BERLIN — Record-chasing Robert Lewandowski scored a first-half hat trick on Saturday as 10-man Bayern Munich kept its four-point lead at the top of the Bundesliga with a 4-0 win over Stuttgart.
Bayern only started playing well after Canadian youngster Alphonso Davies was sent off for a bad tackle on Stuttgart’s Wataru Endo in the 12th minute. The defending champions’ response kept second-place Leipzig at bay before the teams meet on April 4.
“We want to settle it as soon as possible,” Bayern coach Hansi Flick said of his team’s bid for a record-extending ninth consecutive title. “That’s why we’re happy to get the three points in these conditions, with a player less for most of the game.”

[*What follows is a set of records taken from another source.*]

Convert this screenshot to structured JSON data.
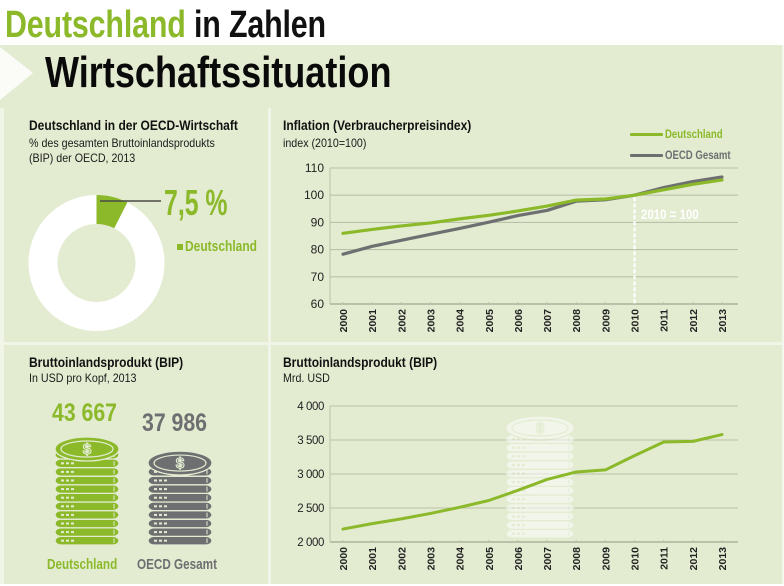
{
  "header": {
    "title_highlight": "Deutschland",
    "title_rest": "in Zahlen",
    "section_title": "Wirtschaftssituation"
  },
  "colors": {
    "accent_green": "#8bb92a",
    "oecd_gray": "#6e6f71",
    "panel_bg": "#e3ecd1",
    "annotation": "#ffffff"
  },
  "icons": {
    "coin_symbol": "$"
  },
  "chart_data": [
    {
      "type": "pie",
      "title": "Deutschland in der OECD-Wirtschaft",
      "subtitle": [
        "% des gesamten Bruttoinlandsprodukts",
        "(BIP) der OECD, 2013"
      ],
      "total": 100,
      "slices": [
        {
          "label": "Deutschland",
          "value": 7.5,
          "color": "#8bb92a"
        }
      ],
      "remainder_color": "#ffffff",
      "value_label": "7,5 %",
      "legend": [
        "Deutschland"
      ]
    },
    {
      "type": "line",
      "title": "Inflation (Verbraucherpreisindex)",
      "subtitle": "index (2010=100)",
      "x": [
        "2000",
        "2001",
        "2002",
        "2003",
        "2004",
        "2005",
        "2006",
        "2007",
        "2008",
        "2009",
        "2010",
        "2011",
        "2012",
        "2013"
      ],
      "series": [
        {
          "name": "Deutschland",
          "color": "#8bb92a",
          "values": [
            86.0,
            87.4,
            88.7,
            89.8,
            91.3,
            92.6,
            94.2,
            96.0,
            98.2,
            98.6,
            100.0,
            102.0,
            104.0,
            105.6
          ]
        },
        {
          "name": "OECD Gesamt",
          "color": "#6e6f71",
          "values": [
            78.3,
            81.2,
            83.4,
            85.6,
            87.8,
            90.1,
            92.5,
            94.4,
            97.8,
            98.3,
            100.0,
            102.8,
            105.0,
            106.7
          ]
        }
      ],
      "ylim": [
        60,
        110
      ],
      "yticks": [
        60,
        70,
        80,
        90,
        100,
        110
      ],
      "grid": true,
      "legend": "top-right",
      "annotation": {
        "x": "2010",
        "value": 100,
        "label": "2010 = 100"
      }
    },
    {
      "type": "bar",
      "title": "Bruttoinlandsprodukt (BIP)",
      "subtitle": "In USD pro Kopf, 2013",
      "categories": [
        "Deutschland",
        "OECD Gesamt"
      ],
      "values": [
        43667,
        37986
      ],
      "value_labels": [
        "43 667",
        "37 986"
      ],
      "colors": [
        "#8bb92a",
        "#6e6f71"
      ]
    },
    {
      "type": "line",
      "title": "Bruttoinlandsprodukt (BIP)",
      "subtitle": "Mrd. USD",
      "x": [
        "2000",
        "2001",
        "2002",
        "2003",
        "2004",
        "2005",
        "2006",
        "2007",
        "2008",
        "2009",
        "2010",
        "2011",
        "2012",
        "2013"
      ],
      "series": [
        {
          "name": "BIP",
          "color": "#8bb92a",
          "values": [
            2190,
            2270,
            2340,
            2420,
            2510,
            2610,
            2760,
            2920,
            3030,
            3060,
            3270,
            3470,
            3480,
            3580
          ]
        }
      ],
      "ylim": [
        2000,
        4000
      ],
      "yticks": [
        2000,
        2500,
        3000,
        3500,
        4000
      ],
      "ytick_labels": [
        "2 000",
        "2 500",
        "3 000",
        "3 500",
        "4 000"
      ],
      "grid": true
    }
  ]
}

Lewandowski’s 33rd, 34th and 35th goals of the season leave him needing just five more to match Bayern and West Germany great Gerd Muller’s Bundesliga record of 40 goals from the 1971-72 season. Eight rounds remain.
“I’m thinking from game to game, and not of how many goals I must score to break this record,” said Lewandowski, who eclipsed Klaus Fischer’s haul from between 1968-88 to move second in the all-time top Bundesliga scorers list.

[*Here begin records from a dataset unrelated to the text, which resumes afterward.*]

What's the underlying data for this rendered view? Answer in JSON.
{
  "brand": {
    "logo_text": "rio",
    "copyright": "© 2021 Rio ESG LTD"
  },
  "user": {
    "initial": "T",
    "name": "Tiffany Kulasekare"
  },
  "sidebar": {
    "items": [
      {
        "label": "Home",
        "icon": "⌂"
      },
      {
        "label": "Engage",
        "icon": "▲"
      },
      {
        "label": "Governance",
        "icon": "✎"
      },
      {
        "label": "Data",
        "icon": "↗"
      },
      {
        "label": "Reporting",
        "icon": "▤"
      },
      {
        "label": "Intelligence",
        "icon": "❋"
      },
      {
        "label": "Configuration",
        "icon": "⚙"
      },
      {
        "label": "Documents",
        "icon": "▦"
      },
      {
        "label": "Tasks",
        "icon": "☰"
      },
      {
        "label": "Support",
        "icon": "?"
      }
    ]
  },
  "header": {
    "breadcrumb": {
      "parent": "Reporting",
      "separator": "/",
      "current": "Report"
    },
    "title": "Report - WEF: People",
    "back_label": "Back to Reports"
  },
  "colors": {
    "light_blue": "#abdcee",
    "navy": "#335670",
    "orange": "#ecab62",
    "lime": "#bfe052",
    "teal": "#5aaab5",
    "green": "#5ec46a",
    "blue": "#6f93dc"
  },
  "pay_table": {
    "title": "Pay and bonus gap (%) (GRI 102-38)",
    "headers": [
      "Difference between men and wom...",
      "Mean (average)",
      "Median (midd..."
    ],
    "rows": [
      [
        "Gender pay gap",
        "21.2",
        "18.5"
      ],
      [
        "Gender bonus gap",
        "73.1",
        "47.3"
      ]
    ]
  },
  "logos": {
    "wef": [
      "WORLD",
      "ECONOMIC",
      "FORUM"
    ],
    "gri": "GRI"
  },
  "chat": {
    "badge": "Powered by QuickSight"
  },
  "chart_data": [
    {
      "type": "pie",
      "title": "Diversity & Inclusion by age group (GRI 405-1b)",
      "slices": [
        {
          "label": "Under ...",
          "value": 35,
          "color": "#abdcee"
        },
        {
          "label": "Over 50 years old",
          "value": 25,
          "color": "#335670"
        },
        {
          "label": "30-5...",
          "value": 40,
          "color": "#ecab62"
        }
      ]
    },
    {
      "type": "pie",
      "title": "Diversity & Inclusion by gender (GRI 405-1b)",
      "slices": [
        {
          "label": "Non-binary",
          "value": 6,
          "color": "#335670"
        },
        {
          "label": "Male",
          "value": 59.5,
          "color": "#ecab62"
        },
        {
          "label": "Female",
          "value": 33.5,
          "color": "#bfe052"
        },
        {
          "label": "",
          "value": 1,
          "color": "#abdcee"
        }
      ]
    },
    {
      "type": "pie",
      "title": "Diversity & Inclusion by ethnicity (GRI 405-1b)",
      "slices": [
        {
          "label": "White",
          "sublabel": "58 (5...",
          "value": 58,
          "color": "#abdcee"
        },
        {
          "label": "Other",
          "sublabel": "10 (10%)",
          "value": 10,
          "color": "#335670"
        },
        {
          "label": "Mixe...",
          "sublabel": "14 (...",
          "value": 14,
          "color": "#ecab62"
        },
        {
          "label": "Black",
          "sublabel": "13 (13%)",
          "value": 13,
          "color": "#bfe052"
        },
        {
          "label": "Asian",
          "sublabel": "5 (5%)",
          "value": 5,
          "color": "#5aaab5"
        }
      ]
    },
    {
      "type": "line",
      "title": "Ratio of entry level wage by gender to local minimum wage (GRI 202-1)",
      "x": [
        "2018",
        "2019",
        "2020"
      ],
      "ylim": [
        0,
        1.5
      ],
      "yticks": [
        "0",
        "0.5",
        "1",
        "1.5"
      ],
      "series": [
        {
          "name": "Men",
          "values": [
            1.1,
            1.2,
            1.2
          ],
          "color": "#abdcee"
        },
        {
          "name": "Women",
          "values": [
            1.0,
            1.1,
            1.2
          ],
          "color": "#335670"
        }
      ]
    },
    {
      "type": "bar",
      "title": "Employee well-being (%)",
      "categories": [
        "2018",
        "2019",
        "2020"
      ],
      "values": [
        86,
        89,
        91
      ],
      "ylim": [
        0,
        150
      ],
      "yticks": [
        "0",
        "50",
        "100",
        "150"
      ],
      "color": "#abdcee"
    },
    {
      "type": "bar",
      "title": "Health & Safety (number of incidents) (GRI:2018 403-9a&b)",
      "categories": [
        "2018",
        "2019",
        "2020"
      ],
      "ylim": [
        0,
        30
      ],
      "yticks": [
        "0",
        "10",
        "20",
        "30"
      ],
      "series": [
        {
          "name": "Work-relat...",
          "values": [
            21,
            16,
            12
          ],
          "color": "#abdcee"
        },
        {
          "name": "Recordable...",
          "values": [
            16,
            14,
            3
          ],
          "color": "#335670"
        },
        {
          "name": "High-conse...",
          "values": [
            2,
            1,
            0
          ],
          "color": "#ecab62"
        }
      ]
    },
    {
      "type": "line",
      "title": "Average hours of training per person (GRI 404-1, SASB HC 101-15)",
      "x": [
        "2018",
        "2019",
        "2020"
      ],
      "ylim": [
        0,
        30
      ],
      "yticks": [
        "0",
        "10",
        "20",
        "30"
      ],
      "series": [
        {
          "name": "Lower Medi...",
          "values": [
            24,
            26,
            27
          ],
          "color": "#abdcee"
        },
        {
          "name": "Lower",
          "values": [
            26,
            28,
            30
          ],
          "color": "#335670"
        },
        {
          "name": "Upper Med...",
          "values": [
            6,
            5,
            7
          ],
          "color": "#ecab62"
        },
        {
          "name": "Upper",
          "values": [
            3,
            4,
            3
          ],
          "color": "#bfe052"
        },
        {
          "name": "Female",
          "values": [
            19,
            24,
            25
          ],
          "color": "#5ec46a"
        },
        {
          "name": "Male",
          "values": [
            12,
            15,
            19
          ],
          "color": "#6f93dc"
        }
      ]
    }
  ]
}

“It makes me very proud, of course,” said Lewandowski, now on 271 goals from 346 games for Bayern and Borussia Dortmund. Only Muller, who scored 365 in 427 games for Bayern between 1965-79, has more.
“I’m happy with how the team played in the first half. The red card woke us up,” Lewandowski said.
Davies was initially shown a yellow card for landing with his studs on Endo’s ankle, but a VAR check upgraded it to a red.
The sending off only seemed to rouse his teammates. Serge Gnabry crossed for Lewandowski to open his account in the 18th minute, four minutes before Thomas Muller and Leroy Sane played their way through the Stuttgart defence for Gnabry to get Bayern’s second goal.
Muller set up Lewandowski’s second a minute later, and the Poland star completed his hat trick in the 39th after being set up by Sane.
Stuttgart’s Sasa Kalajdzic, who had scored in each of his last seven appearances, missed some good chances in the second half for the visitors.
DORTMUND’S DROPPED POINTS
Erling Haaland scored his second goal late to salvage a 2-2 draw for Borussia Dortmund at Cologne, but the visitors dropped four points behind fourth-place Eintracht Frankfurt, which emerged from a bruising game with a 5-2 win over Union Berlin.
Both Haaland and Frankfurt forward Andre Silva took their Bundesliga goal tallies this season to 21.
Silva got Frankfurt off to a great start in the second minute. But Max Kruse equalized five minutes later and Union went on to create a host of chances.
Frankfurt midfielder Djibril Sow cleared off the line three times, before Union’s Robert Andrich kicked the ball into his own net from around 20 metres (yards) in the 35th. Goalkeeper Andreas Luthe slipped as he tried to reach the back pass but Andrich had likely struck it too hard anyway.
Silva set up Filip Kostic four minutes later, shortly before the Portuguese striker grabbed his second of the game.
Kruse scored his second in first-half injury time to give the visitors some hope, but American defender Timothy Chandler removed any doubt for Frankfurt in injury time. It was Chandler’s first goal of the season and his 13th in 222 Bundesliga games.
Union had 25 efforts at goal, compared to the home side’s nine.
“It hurts,” Andrich said.
American forward Josh Sargent scored an own-goal in Werder Bremen’s 2-1 loss at home to third-place Wolfsburg.
Last-place Schalke was hosting Borussia Monchengladbach later Saturday.